November 7, 2023 7:00 PM until November 7, 2023 8:30 PM Kathryn Albertson International Center 106 Symposium

All events in the Neilsen Lecture Series in Judaic Studies are free and open to the public. These events bring Jewish scholars, dignitaries, and public figures to campus to speak about tolerance, diversity, history, culture, and current events. They are made possible by the generosity of the Craig H. Neilsen Foundation.

Between the 1890s and 1930s, Argentina, following the United States and Palestine, became the main destination for Eastern European Ashkenazi Jews seeking safety, civil rights, and better economic prospects. In the period between 1918 and 1939, sixty thousand Polish Jews established new homes in Argentina.
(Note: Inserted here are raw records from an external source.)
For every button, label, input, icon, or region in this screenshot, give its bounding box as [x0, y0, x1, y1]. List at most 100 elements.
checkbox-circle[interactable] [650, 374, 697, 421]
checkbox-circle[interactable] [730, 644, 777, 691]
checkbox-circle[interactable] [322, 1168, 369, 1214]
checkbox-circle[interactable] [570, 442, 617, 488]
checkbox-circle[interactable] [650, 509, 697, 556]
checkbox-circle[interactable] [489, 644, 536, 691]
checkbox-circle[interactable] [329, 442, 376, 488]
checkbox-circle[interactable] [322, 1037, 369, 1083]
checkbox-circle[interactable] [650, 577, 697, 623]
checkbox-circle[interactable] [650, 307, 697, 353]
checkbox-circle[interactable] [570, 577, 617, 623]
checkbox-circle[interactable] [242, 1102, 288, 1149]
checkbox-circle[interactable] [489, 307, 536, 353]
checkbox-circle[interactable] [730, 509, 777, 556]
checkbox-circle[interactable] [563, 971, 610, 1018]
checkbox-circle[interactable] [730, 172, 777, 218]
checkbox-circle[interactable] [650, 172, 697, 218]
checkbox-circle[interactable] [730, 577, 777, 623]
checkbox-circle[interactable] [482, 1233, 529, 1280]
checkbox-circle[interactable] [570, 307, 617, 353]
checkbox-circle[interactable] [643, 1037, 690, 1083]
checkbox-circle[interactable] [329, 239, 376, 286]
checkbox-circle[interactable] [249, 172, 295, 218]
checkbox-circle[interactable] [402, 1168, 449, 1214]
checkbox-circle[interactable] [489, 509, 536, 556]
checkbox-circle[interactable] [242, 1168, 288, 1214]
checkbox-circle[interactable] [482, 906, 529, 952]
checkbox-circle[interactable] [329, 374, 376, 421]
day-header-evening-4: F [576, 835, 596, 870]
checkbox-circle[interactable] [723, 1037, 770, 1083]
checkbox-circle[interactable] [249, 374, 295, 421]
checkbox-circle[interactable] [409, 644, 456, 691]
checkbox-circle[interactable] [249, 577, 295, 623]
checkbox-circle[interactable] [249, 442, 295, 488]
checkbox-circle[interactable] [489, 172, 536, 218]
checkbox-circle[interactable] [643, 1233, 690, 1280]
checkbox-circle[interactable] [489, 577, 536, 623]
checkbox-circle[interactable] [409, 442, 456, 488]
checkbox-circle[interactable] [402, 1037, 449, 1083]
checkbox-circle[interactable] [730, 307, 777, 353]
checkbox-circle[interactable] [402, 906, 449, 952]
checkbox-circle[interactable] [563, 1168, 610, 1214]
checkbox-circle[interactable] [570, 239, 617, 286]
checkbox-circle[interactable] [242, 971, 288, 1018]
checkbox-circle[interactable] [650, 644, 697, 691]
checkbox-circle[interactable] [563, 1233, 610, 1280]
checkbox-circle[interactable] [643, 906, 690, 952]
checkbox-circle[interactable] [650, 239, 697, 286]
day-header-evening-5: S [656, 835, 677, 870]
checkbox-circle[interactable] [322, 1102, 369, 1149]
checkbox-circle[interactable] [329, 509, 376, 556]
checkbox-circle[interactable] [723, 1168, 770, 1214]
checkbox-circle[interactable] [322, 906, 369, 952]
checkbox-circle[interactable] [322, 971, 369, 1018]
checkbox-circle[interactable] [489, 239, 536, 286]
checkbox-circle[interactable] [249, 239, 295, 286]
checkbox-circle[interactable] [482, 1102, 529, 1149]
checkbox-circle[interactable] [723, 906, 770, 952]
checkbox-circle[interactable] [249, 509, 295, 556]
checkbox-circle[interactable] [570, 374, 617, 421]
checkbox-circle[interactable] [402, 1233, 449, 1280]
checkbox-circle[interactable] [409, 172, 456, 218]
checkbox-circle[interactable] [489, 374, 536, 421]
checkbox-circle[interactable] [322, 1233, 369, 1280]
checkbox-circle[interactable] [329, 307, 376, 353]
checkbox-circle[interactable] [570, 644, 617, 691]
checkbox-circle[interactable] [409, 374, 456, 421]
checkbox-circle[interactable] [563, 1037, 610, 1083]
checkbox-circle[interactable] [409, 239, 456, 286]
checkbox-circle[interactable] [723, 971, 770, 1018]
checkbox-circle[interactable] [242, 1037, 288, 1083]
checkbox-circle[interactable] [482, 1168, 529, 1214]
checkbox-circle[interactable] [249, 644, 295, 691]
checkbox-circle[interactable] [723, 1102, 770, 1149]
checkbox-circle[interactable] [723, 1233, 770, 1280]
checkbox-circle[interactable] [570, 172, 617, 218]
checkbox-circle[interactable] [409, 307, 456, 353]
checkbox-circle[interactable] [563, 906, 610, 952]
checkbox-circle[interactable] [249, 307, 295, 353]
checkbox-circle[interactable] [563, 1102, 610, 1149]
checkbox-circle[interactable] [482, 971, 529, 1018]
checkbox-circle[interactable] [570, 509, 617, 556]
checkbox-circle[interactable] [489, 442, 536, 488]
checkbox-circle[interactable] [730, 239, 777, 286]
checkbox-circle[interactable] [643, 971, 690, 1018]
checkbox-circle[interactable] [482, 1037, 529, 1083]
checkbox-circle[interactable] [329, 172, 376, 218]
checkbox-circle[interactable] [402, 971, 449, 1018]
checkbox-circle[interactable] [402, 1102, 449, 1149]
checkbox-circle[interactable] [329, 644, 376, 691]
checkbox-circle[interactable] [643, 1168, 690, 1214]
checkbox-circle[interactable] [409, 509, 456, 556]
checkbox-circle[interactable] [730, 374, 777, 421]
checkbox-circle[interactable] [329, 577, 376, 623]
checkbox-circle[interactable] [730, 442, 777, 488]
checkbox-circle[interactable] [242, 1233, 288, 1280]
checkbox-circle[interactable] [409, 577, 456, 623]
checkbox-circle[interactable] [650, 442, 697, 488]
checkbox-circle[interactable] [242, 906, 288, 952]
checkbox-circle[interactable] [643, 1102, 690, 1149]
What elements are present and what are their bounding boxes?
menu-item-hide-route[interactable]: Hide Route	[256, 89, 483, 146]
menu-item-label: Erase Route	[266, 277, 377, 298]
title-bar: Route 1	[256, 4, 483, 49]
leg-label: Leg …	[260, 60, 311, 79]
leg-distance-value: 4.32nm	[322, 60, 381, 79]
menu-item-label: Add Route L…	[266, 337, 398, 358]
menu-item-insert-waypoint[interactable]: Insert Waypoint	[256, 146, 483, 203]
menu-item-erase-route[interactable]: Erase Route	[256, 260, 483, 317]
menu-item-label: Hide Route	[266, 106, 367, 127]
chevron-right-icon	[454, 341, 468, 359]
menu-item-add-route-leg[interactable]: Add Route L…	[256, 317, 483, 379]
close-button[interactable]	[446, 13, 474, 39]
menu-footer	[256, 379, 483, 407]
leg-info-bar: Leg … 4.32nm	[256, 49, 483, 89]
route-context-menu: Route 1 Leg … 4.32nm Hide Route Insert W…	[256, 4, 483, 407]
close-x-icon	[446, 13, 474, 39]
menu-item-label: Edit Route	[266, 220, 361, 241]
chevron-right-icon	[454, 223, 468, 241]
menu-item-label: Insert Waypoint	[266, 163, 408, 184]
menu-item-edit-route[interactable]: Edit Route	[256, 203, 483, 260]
They formed a strong ethnic community that quickly embraced Argentine culture while still maintaining their unique Jewish-Polish character. In this talk, Mariusz Kałczewiak will speak about the mosaic of entanglements that Jewish migration wove between Poland and Argentina. He will present how ethnicity evolves among migrants and their children and will analyze the dynamics that emerge between putting down roots in a new country and maintaining commitments to the country of origin.

Mariusz Kałczewiak is a social and cultural historian of modern Eastern Europe and Latin America. One of the leading scholars in Latin American Jewish Studies, currently Kałczewiak develops a new research focus on Jewish Gender Studies. He holds a PhD degree from Tel Aviv University (2017) and a MA degree from the University of Warsaw (2011).  His first book Polacos in Argentina. Polish Jews, Interwar Migration, and the Emergence of Transatlantic Jewish Culture appeared in 2020 with the Alabama University Press.